Er war leer, vollständig leer. In keiner Schublade konnte er auch nur ein einziges Stück Papier entdecken. Welchem Beruf Willetts auch nachgehen mochte – und Gold hatte hierüber seine ganz besonderen Ansichten –, jedenfalls übte er ihn nicht in diesem Büro aus.
»Wie oft kommt Mr. Willetts eigentlich hierher?« fragte er den Hausmeister, als er mit ihm zusammen die Treppe wieder hinunterging.
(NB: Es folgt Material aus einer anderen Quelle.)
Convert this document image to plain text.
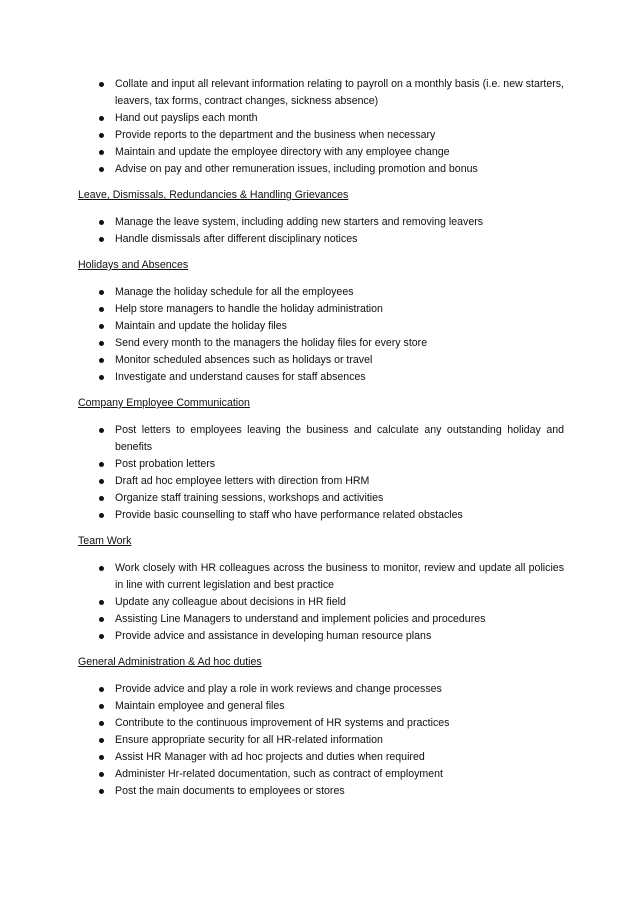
Collate and input all relevant information relating to payroll on a monthly basis (i.e. new starters, leavers, tax forms, contract changes, sickness absence)
Hand out payslips each month
Provide reports to the department and the business when necessary
Maintain and update the employee directory with any employee change
Advise on pay and other remuneration issues, including promotion and bonus

Leave, Dismissals, Redundancies & Handling Grievances

Manage the leave system, including adding new starters and removing leavers
Handle dismissals after different disciplinary notices

Holidays and Absences

Manage the holiday schedule for all the employees
Help store managers to handle the holiday administration
Maintain and update the holiday files
Send every month to the managers the holiday files for every store
Monitor scheduled absences such as holidays or travel
Investigate and understand causes for staff absences

Company Employee Communication

Post letters to employees leaving the business and calculate any outstanding holiday and benefits
Post probation letters
Draft ad hoc employee letters with direction from HRM
Organize staff training sessions, workshops and activities
Provide basic counselling to staff who have performance related obstacles

Team Work

Work closely with HR colleagues across the business to monitor, review and update all policies in line with current legislation and best practice
Update any colleague about decisions in HR field
Assisting Line Managers to understand and implement policies and procedures
Provide advice and assistance in developing human resource plans

General Administration & Ad hoc duties

Provide advice and play a role in work reviews and change processes
Maintain employee and general files
Contribute to the continuous improvement of HR systems and practices
Ensure appropriate security for all HR-related information
Assist HR Manager with ad hoc projects and duties when required
Administer Hr-related documentation, such as contract of employment
Post the main documents to employees or stores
»Wenigstens einmal im Monat – aber ich weiß nie vorher an welchem Tag.«
»Können Sie ihn mir ungefähr beschreiben?«
»Er hat eine dunkle Gesichtsfarbe und dunkles Haar, meistens hält er sich etwas gebückt …«
»Ist er groß und schlank?«
»Nein. Ich würde ihn als mittelgroß bezeichnen. Diesen Eindruck hatte ich wenigstens, als ich ihm auf der Treppe begegnete.«
»Wie ist seine Stimme?«
»Gut, daß Sie danach fragen – er spricht mit einem ausländischen Akzent, ungefähr so wie ein Franzose.«
»Schön, sagen Sie Mr. Willetts bitte, wenn er wieder herkommt, daß ich ihn gern gesprochen hätte.«
»Und wie ist Ihr Name?«
»Comstock Bell«, entgegnete Gold seelenruhig.
Der Hausmeister sah ihn erstaunt an.
»Sie sind doch nicht Mr. Comstock Bell!«
Gold lächelte.
»Na ja, ich wollte sagen, daß mich Mr. Bell hierhergeschickt hat«, erklärte er freundlich. »Aber woher wollen Sie eigentlich wissen, daß ich nicht Mr. Bell bin?«
»Weil Mr. Bell erst vor zwei Tagen hier war, um mit Mr. Willetts zu sprechen«, erwiderte der Hausmeister.
Inhaltsverzeichnis
Comstock Bell bewohnte ein Haus am Cadogan Square. Die Einrichtung seiner Wohnung zeugte von feinem künstlerischem Geschmack. Eine Reihe von Gemälden moderner Meister bewies sein eigenes Interesse, das er allem entgegenbrachte, was mit Kunst zusammenhing.
Um sechs Uhr abends kam Bell nach Hause und ging sofort in sein großes Arbeitszimmer, das auf der Rückseite des Gebäudes lag. Auf dem Rauchtischchen lagen ein Dutzend Briefe für ihn, die er gleich durchsah; meistens handelte es sich um Einladungen zu gesellschaftlichen Veranstaltungen.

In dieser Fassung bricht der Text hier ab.